Ты помнишь, брат - Хоакин Гутьеррес
Шрифт:
Интервал:
Закладка:
Зеленые глаза Маркиза сверкали, он словно обезумел, опьяненный собственным красноречием. Хватило денег еще на две чашечки кофе. Маркиз продолжал:
— Только Время порождает само себя. Только оно структурирует себя в своем разрушении. Между зубчатыми колесиками нет ничего, кроме Времени. А движение жизни есть всего лишь мутное тусклое зеркало, отражающее движение Времени. Но ты понимаешь меня хоть немного?
— Конечно понимаю.
— Врешь. Ничего ты не понимаешь. Но неважно. Время же занимает меня потому, что оно связано с другой проблемой — с проблемой языка. Человек создал язык, и язык создал человека; в своей надменности мы полагаем, будто мыслим и выражаем свои мысли с помощью языка, а на самом-то деле язык — это и есть мысль, это он незаметно мыслит за нас. Но язык — инструмент грубый, неточный. С того момента, как он стал членораздельным, рассыпался на отдельные составляющие его элементы, язык полностью утратил способность выражать жизнь в ее живом движении. Ощупью, еле-еле пытается он выразить настоящий момент, создать его образ. Чудовищное заблуждение. Никогда он его не выразит.
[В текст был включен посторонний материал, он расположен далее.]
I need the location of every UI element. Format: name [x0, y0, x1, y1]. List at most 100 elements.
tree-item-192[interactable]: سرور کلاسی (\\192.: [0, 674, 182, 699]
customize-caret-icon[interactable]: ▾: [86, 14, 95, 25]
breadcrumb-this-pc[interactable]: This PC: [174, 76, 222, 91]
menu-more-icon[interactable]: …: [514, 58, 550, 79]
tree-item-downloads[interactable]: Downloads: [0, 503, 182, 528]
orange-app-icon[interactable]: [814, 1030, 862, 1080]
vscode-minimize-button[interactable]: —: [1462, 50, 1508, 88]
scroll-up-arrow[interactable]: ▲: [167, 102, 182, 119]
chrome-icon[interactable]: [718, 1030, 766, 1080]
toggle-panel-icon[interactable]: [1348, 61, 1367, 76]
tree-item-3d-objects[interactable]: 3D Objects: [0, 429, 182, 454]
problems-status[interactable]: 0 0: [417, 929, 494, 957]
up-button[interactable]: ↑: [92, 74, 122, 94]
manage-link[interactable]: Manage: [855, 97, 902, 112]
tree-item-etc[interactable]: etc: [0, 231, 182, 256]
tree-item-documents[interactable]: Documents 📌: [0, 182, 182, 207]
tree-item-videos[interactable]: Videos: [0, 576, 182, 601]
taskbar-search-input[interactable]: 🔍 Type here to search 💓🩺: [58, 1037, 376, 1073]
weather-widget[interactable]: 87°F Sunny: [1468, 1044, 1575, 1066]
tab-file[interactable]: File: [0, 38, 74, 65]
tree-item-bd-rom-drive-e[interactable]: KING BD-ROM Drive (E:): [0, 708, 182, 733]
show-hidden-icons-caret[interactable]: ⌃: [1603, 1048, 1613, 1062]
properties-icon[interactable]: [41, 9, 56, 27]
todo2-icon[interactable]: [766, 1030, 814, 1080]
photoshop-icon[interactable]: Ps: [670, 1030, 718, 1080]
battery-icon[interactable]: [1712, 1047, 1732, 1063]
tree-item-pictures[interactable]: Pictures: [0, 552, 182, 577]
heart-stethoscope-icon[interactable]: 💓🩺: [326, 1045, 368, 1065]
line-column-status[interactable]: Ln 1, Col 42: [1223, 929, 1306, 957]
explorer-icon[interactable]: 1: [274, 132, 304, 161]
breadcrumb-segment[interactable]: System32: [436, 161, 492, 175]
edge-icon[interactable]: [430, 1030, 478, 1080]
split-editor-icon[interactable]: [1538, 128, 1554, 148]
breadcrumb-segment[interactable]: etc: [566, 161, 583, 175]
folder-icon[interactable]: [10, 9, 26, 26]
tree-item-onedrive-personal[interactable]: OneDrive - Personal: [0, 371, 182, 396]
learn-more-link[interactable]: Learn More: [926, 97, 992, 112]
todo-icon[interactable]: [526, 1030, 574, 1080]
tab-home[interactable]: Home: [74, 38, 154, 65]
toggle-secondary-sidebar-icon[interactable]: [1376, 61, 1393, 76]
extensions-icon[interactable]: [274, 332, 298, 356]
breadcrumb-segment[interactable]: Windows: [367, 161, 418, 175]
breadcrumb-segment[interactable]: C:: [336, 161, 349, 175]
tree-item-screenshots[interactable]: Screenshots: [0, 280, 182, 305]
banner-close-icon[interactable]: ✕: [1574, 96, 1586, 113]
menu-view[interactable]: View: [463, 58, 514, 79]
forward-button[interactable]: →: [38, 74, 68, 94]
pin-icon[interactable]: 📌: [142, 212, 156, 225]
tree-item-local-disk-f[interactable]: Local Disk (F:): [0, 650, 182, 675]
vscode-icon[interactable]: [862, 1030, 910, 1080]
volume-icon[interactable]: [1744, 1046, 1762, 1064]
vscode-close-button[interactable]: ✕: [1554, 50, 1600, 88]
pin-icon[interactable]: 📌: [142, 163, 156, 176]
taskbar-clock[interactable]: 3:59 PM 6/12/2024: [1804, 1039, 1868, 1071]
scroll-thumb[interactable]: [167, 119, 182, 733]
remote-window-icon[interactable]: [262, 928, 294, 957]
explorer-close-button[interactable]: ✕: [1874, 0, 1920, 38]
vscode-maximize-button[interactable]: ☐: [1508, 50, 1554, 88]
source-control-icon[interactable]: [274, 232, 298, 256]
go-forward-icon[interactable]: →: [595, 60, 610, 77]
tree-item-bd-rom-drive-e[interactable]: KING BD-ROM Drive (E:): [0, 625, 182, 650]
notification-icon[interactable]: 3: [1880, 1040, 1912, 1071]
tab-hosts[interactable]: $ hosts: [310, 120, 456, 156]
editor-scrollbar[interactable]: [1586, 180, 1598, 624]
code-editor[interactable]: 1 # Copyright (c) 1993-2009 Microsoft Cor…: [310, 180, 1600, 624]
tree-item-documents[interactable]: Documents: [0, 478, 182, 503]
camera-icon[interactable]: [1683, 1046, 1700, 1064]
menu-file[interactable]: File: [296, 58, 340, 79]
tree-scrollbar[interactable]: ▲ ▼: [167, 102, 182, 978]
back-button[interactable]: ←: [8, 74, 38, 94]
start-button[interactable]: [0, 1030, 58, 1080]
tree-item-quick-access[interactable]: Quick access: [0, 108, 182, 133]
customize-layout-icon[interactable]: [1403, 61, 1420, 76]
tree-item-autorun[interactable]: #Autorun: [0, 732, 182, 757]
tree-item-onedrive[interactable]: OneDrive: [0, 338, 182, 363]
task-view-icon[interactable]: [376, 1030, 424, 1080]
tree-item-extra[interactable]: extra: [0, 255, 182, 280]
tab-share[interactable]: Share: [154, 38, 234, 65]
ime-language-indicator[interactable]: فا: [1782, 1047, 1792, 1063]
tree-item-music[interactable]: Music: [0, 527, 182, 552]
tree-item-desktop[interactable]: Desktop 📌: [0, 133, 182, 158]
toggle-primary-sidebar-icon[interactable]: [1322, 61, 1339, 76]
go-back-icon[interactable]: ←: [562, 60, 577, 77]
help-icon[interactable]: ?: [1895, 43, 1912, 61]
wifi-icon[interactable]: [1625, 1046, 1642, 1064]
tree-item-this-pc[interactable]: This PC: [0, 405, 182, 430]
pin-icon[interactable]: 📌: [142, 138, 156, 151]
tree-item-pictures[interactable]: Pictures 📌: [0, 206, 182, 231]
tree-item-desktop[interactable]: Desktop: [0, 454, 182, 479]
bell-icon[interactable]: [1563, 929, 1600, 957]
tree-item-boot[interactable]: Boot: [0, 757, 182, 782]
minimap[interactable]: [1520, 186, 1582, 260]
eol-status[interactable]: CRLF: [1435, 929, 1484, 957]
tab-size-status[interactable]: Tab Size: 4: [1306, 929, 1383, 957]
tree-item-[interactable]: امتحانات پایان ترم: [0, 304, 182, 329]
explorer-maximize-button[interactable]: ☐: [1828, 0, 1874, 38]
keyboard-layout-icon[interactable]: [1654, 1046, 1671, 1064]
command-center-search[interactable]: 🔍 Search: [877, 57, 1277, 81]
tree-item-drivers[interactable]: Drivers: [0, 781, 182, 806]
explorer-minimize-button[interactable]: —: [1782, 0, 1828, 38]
Только оттрепетавшее ему доступно, отошедшее, высохшее, мертвое. Пруста это-то и интересовало, а меня — нет. Джойс пытался выразить жизнь в ее непосредственном течении. И тоже не вышло. Больше всего возможностей в этом смысле дает герундий, как его понимает Гарсиласо[91], как его чувствует Неруда, как звучит он в речи Мартина Фьерро[92]. В Венесуэле есть племя индейцев, они как научатся говорить по-испански, так вместо любого времени глагола употребляют герундий. Вот что меня сейчас занимает. Как в самом деле выразить жизнь в ее развитии? Как этого добиться? Как? Как? Как? Ужасно иметь талант, годный лишь на то, чтобы ощущать собственное бессилие! Ужасно, все ужасно, Педрито. Все! — И вдруг, я никак не ожидал такого, он лег грудью на стол, схватил меня за лацканы. — Тебя не могут выслать из страны, правда же не могут?
— Не могут.
— Ты уверен?
— Уверен. Нам такой привилегии не дают. Нас только в Писагуа посылают. Либо в Путре, на Андское плоскогорье, кормиться навозом гуанако. Там у меня будет довольно времени поразмыслить над проблемами, что так тебя волнуют.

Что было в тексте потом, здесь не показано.